Tie him down. Literally! Call his office and say he's sick. Then do whatever you want to/with him. But keep him tied; otherwise he'll get up and leave.


----------



## amberlynn (May 24, 2009)

this may sound old timey, but try nitting or croshaing... (ever how you spell it) im only 21 and i enjoy sowing.. its just a past time makes the time past by quicker. im tossing hints at the hubby that i got a birthday/anniversary comin up, i want a sowing machine LOL.


----------



## preso (May 1, 2009)

My husbands work just laid off a bunch of people and cut his hours back to 40 hours a week !

hahahha
now he can't be a workaholic.

This will last at least through the summer until they get 
new management as changes like this are very common these days.
So...
he now works a 40 hour week !


----------



## Roger136913 (Apr 29, 2009)

I was a workaholic, 70-80 hours a week, not having a day off for months. My Wife took the time with our Son, and took up baking more. She would make stuff 3 days a week for me to bring to work.
Though it hurt our marriage, we needed the money also.


----------



## preso (May 1, 2009)

I myself have never been a workaholic.

For one, its not my disposition and as far as money...
all my life I have been very good with money.

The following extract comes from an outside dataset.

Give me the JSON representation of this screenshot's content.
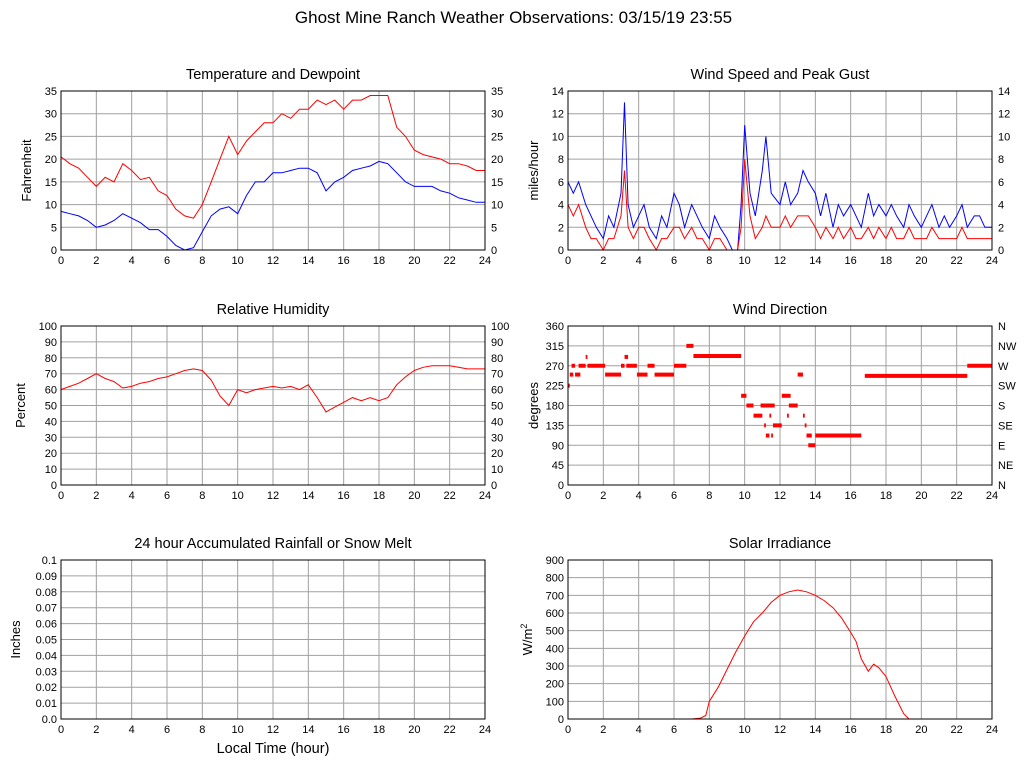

Not getting into debt was how I lived and I always had money
for what I needed.
Granted ... I never had big bucks from my job, but a 40 hour work week was always enough for me. When I was working I made over 80K a year
at 40 hours ( since I was about 30) , and that was enough for me.

With my husbands job, he makes at least that much too
and we have no debt, so it's plenty for us to live on his income. We plan to do this a few more years until he retires.


----------